Defence Secretary confirms first project of concern

This news article was published under the 2010 to 2015 Conservative and Liberal Democrat coalition government

Defence Secretary Dr Liam Fox has, for the first time, announced that a major ongoing defence project is considered to be underperforming and has been placed on the Projects of Concern list.

The Valiant Jetty project, awarded to AMEC plc in 2003, is nearly four years late, and some estimates put it running at £92m over cost.

The move to identify it as a project of concern comes after it was reviewed during the second meeting of the Major Projects Review Board (MPRB) that holds the top 50 equipment projects, with a total value of more than £100bn, to account.

The MPRB was established by the Defence Secretary last June to deliver tighter financial controls across the Department.

This week, the committee reviewed the Falcon communications system, the Watchkeeper surveillance system, and the Valiant Jetty project, which will serve the new Astute Class submarines at HM Naval Base Clyde.

Dr Fox said:

It is clear that the additional rigour and scrutiny being applied through the Major Projects Review Board is having a beneficial effect on the behaviours of our suppliers.

I am pleased that both Falcon and Watchkeeper have made progress since the Board’s first meeting. However, I am not satisfied with the progress of the Valiant Jetty project. It is almost four years late and over budget.
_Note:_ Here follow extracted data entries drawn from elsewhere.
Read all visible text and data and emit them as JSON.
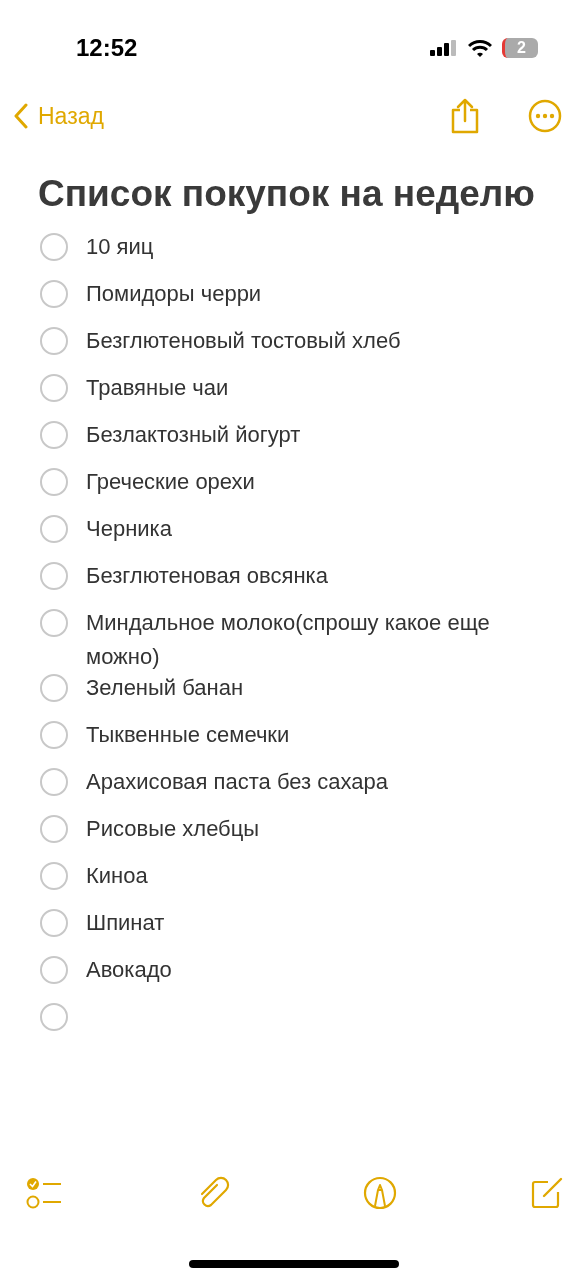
{
  "status_bar": {
    "time": "12:52",
    "battery": "2"
  },
  "nav": {
    "back": "Назад"
  },
  "note": {
    "title": "Список покупок на неделю",
    "checklist": [
      {
        "text": "10 яиц",
        "checked": false
      },
      {
        "text": "Помидоры черри",
        "checked": false
      },
      {
        "text": "Безглютеновый тостовый хлеб",
        "checked": false
      },
      {
        "text": "Травяные чаи",
        "checked": false
      },
      {
        "text": "Безлактозный йогурт",
        "checked": false
      },
      {
        "text": "Греческие орехи",
        "checked": false
      },
      {
        "text": "Черника",
        "checked": false
      },
      {
        "text": "Безглютеновая овсянка",
        "checked": false
      },
      {
        "text": "Миндальное молоко(спрошу какое еще можно)",
        "checked": false
      },
      {
        "text": "Зеленый банан",
        "checked": false
      },
      {
        "text": "Тыквенные семечки",
        "checked": false
      },
      {
        "text": "Арахисовая паста без сахара",
        "checked": false
      },
      {
        "text": "Рисовые хлебцы",
        "checked": false
      },
      {
        "text": "Киноа",
        "checked": false
      },
      {
        "text": "Шпинат",
        "checked": false
      },
      {
        "text": "Авокадо",
        "checked": false
      },
      {
        "checked": false
      }
    ]
  }
}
We must learn from the mistakes of the past and move away from the culture of optimism. Too frequently projects ran over-budget and over-time, without any meaningful remedial action. Real budgetary discipline can only be achieved through the effective real-time control of project budgets. Our Armed Forces and our country simply cannot afford anything less.

The Valiant Jetty project will deliver base porting facilities for the UK submarine fleet for the next 50 years. Its contract states that the project should have been completed in October 2008. AMEC’s estimate of earliest completion is now nearly four years after then, and their latest cost estimate is almost 70 per cent more than the contractual maximum price of £134m, though this is subject to ongoing negotiation.

The project will therefore be reviewed again at the next MPRB meeting in December. It will continue to remain under close scrutiny until sufficient progress has been made and this important capability is delivered.

The purpose of the MPRB is to provide rigorous senior oversight of the Department’s major projects, to identify those that are in danger of failing, and to take decisive action either to get a project back on track or, if necessary, to terminate it. Its membership comprises the Secretary of State, the Minister for Defence Equipment, Support and Technology, the Chief of Defence Materiel, and the Deputy Chief of Defence Staff (Capability).

The MPRB has met twice. So far it has considered three projects in detail, of which one has been identified as a project of concern. Other projects will be considered at future meetings.

The Falcon project recently passed an important milestone and, while there is still work to be done, the Board is satisfied that it can be kept under review below the level of the MPRB.

Watchkeeper has made some progress since the last MPRB, but, given the importance of delivering this capability to Afghanistan and the residual risk, the MPRB will look at it again around the turn of the year.